Emerging from a 1 1/2-year layoff and surgery on his right hand, Hearns lashed Andrew Maynard with hard right hands before a looping right to the side of his head put Maynard down for the 10-count. The knockout came at 2:34 of the first round.
Hearns (51-4-1, 41 knockouts) is trying for an unprecedented sixth world championship, this time as a cruiserweight. He hadn't recorded a knockout in a major appearance in almost five years after being known as one of boxing's most devastating hitters.

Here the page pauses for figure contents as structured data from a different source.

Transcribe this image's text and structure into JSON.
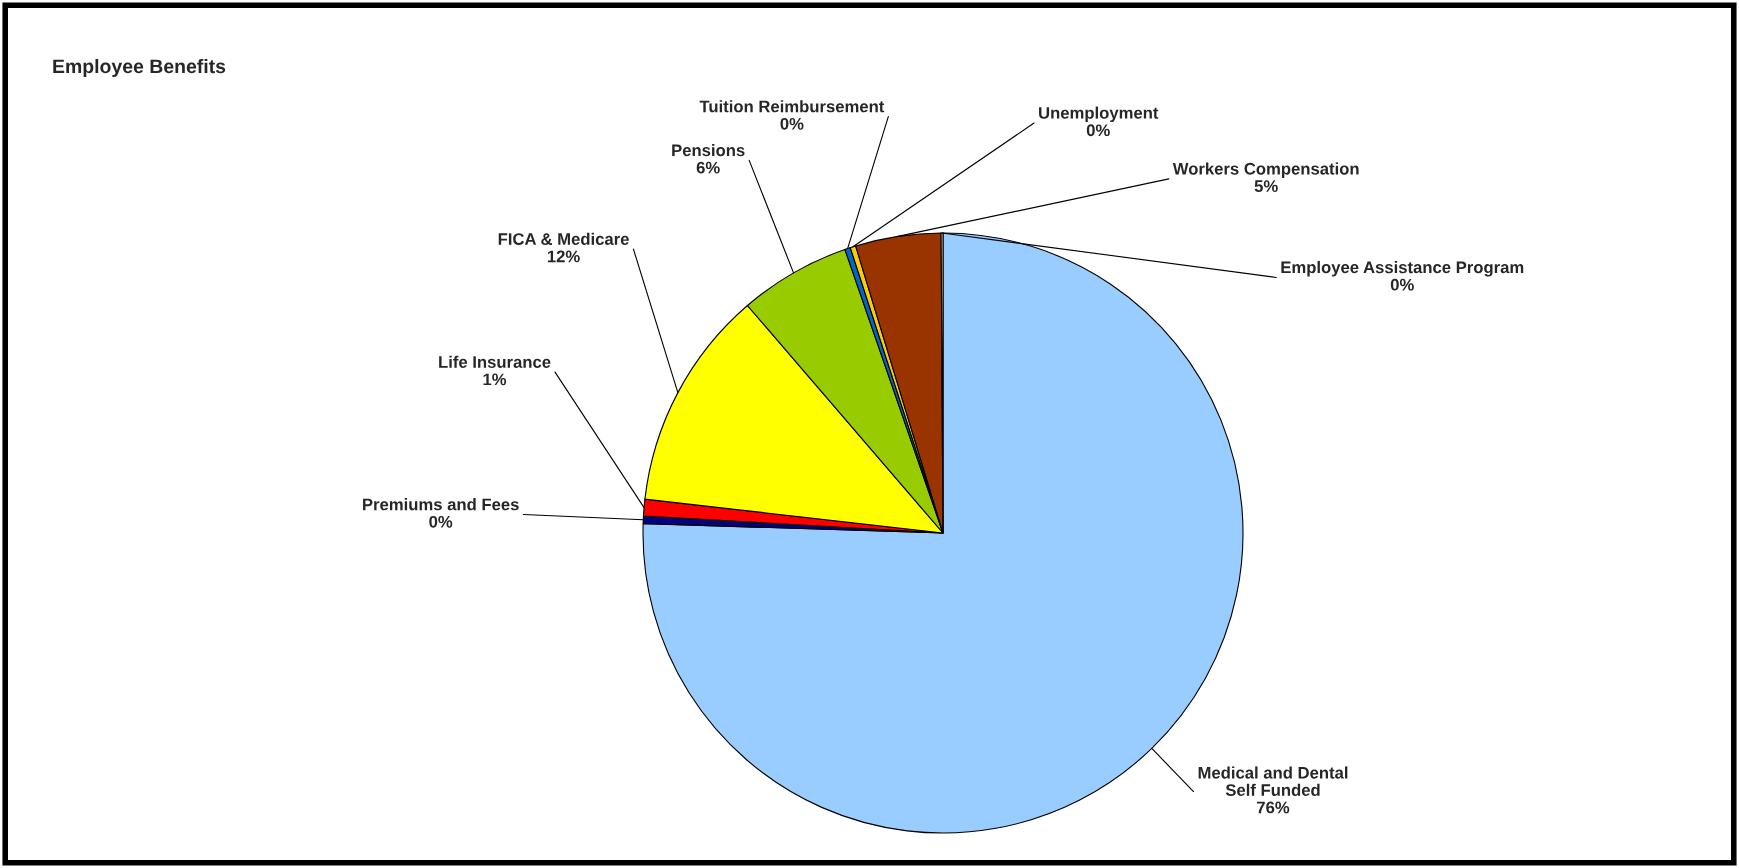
{
  "chart_data": {
    "type": "pie",
    "title": "Employee Benefits",
    "categories": [
      "Medical and Dental\nSelf Funded",
      "Premiums and Fees",
      "Life Insurance",
      "FICA & Medicare",
      "Pensions",
      "Tuition Reimbursement",
      "Unemployment",
      "Workers Compensation",
      "Employee Assistance Program"
    ],
    "values": [
      75.5,
      0.4,
      0.9,
      11.9,
      6.0,
      0.3,
      0.3,
      4.6,
      0.1
    ],
    "value_labels": [
      "76%",
      "0%",
      "1%",
      "12%",
      "6%",
      "0%",
      "0%",
      "5%",
      "0%"
    ],
    "colors": [
      "#99ccff",
      "#000080",
      "#ff0000",
      "#ffff00",
      "#99cc00",
      "#0066cc",
      "#ffcc00",
      "#993300",
      "#ffffcc"
    ],
    "legend": false
  }
}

Hearns staggered Maynard, a 1988 Olympic gold medalist whose pro career has been disappointing, in the first minute with a straight right followed by another. A minute later, Hearns scored the knockout, catching Maynard as he was twisting away.
"This was a major surprise to a lot of people," Hearns said. "It wasn't expected of me. Everyone was saying, 'Hey, he's 35 years old, he can't do what he used to do.'
"But I had the surgery on my hand and I'm back to show that I \o7 can \f7 do it."
In an earlier fight, Jorge Luis Gonzalez did nothing to erase his reputation as a crude fighter who brings out boos with the greatest of ease. Gonzalez, who engaged in a couple of verbal exchanges and near-fights with Riddick Bowe this week, boxed through nine bland rounds before knocking journeyman Renaldo Snipes out in the 10th and final round.
The former Cuban national champion, Gonzalez (16-0, 15 knockouts) at times taunted Snipes (39-8-1), the Caesars Palace crowd and anybody else he gazed at.